Weekly Summary 15 May 2025: CPI Reports, Tariff Cuts, Tech Stocks
As this week drew to a close, global markets were influenced by inflation metrics, international trade developments, and tech sector strength. From easing US-China trade tensions to Europe’s mixed CPI data and a sharply rising IBEX 35, here’s everything that moved the financial world in the past week.

Global CPI Snapshot Reflects Mixed Inflation Signals
This week’s consumer price index (CPI) reports from the US, Spain, France, Germany, and Italy offered a nuanced view of global inflation. The US April CPI came in softer than expected, supporting expectations of a dovish Fed tilt. In contrast, Spain recorded an uptick in inflation to 3.6%, while France’s CPI fell to 2.2%, and Germany's annualised CPI stood at 2.4%. Italy’s inflation remained relatively stable. These varied results highlight differing economic pressures across major economies. Explore the global CPI trends here.
Key US Data and Earnings in Focus
Markets had their eyes on several US economic indicators this week, with a particular focus on inflation and retail data. The softer-than-expected CPI spurred optimism in equity markets. Meanwhile, retail sales figures and major earnings reports added to the volatility, particularly in tech and consumer sectors. Investors began adjusting their rate cut expectations based on this evolving data mix. Read more about the economic outlook and earnings releases.
Spain’s IBEX 35 Breaks Out to Five-Year High
Spain’s benchmark index, the IBEX 35, surged to a new five-year high, buoyed by positive investor sentiment and strong corporate results. The index defied concerns over global tariff policies, particularly those concerning Chinese electric vehicles. This rally was seen as a vote of confidence in the Spanish economy’s resilience and earnings momentum. Discover what drove the IBEX 35’s gains.
Markets Rally on US-China Tariff Cuts
In a major geopolitical development, both the US and China announced reciprocal tariff reductions, lifting market sentiment worldwide. This move was interpreted as a thawing in trade tensions, especially concerning technology and manufacturing sectors.

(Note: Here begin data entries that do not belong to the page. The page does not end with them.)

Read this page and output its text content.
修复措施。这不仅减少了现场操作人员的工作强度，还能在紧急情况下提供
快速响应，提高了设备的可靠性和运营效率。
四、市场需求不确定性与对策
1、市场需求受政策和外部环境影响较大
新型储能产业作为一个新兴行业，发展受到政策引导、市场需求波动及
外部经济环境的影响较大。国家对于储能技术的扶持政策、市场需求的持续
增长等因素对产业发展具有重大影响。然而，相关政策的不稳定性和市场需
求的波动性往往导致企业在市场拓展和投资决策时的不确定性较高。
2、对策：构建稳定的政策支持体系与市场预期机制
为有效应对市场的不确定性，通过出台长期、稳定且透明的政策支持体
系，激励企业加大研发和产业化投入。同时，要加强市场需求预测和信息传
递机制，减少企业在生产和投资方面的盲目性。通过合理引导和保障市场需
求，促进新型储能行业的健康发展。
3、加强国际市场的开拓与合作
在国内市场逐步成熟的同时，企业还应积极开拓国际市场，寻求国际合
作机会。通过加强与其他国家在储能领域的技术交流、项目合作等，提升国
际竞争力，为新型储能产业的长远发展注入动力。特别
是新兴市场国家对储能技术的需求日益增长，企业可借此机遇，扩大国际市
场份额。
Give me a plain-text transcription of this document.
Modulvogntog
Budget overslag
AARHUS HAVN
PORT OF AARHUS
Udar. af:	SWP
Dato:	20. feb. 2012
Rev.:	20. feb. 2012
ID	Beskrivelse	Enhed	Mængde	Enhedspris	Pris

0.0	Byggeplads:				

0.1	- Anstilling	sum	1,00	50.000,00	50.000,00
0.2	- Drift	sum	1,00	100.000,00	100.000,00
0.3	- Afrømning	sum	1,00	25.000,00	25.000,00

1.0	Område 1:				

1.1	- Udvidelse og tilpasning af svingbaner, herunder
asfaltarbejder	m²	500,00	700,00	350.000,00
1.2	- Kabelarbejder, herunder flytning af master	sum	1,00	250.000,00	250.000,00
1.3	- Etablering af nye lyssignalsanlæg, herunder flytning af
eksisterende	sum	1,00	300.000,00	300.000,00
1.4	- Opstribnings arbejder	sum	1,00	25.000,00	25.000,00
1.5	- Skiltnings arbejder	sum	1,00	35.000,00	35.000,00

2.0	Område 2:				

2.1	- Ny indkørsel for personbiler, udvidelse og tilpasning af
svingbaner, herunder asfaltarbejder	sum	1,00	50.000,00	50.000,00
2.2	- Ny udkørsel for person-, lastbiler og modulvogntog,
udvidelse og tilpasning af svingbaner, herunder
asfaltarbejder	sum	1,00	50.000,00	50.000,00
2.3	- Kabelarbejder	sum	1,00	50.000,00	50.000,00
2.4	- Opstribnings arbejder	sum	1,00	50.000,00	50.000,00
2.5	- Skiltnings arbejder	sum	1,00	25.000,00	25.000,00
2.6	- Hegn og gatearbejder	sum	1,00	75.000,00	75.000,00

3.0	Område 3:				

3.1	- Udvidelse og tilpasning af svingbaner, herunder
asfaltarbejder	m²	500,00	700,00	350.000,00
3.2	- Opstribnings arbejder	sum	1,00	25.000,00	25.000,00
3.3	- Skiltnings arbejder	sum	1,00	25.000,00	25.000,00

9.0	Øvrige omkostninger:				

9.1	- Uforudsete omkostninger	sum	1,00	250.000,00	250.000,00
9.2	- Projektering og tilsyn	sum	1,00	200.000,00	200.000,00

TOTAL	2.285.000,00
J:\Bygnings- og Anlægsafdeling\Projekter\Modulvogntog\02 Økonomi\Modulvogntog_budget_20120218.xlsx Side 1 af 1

Global indices responded with strong gains, particularly in the Asia-Pacific and US equity markets. Find out how markets reacted to the tariff cuts.
Trump’s Tech Deals Ignite Rally in Sector Stocks
President Donald Trump’s influence in the market made headlines again this week. His involvement in major tech deals, including talks with domestic and international firms, triggered a sharp rise in technology stocks. The sector's bullish performance reflected investor enthusiasm over potential deregulation and increased capital flow. Read about Trump’s impact on tech markets.
EUR/USD Surges on Soft US Inflation
Currency markets responded swiftly to US inflation data, with the EUR/USD jumping to a one-month high. The weaker CPI figures weighed on the US dollar, while expectations around European Central Bank (ECB) policies supported the euro. This currency action was emblematic of shifting rate expectations and relative economic strength between the regions. Explore how EUR/USD reacted to the latest inflation data.
Understanding the ECB’s Role and Current Strategy
Given the euro’s recent moves, attention also turned to the European Central Bank (ECB). A refresher on its role revealed how it balances monetary policy, inflation targeting, and financial stability across the Eurozone. The ECB’s current positioning appears more cautious, especially as inflation decelerates unevenly across member states. Learn more about the ECB’s structure and policy direction.
Conclusion
From mixed global inflation prints to easing trade tensions and a tech-driven equity rally, the week ending 15 May 2025 provided plenty for investors to digest. US economic data set the tone, while Europe showed divergence in inflation and currency performance. With tariff relief and strong tech momentum, sentiment closed the week on an optimistic note.
TL;DR FAQs
What did the US April CPI data reveal?
The CPI came in softer than expected, fuelling hopes for a more dovish Fed stance.
Why did the IBEX 35 hit a new high?
Strong corporate earnings and resilience in the face of tariff fears propelled the index.
What triggered the EUR/USD rise?
A weaker US dollar following soft inflation data, combined with stable ECB expectations, supported the euro.
What is the latest on US-China trade relations?
Both countries announced mutual tariff reductions, boosting global market sentiment.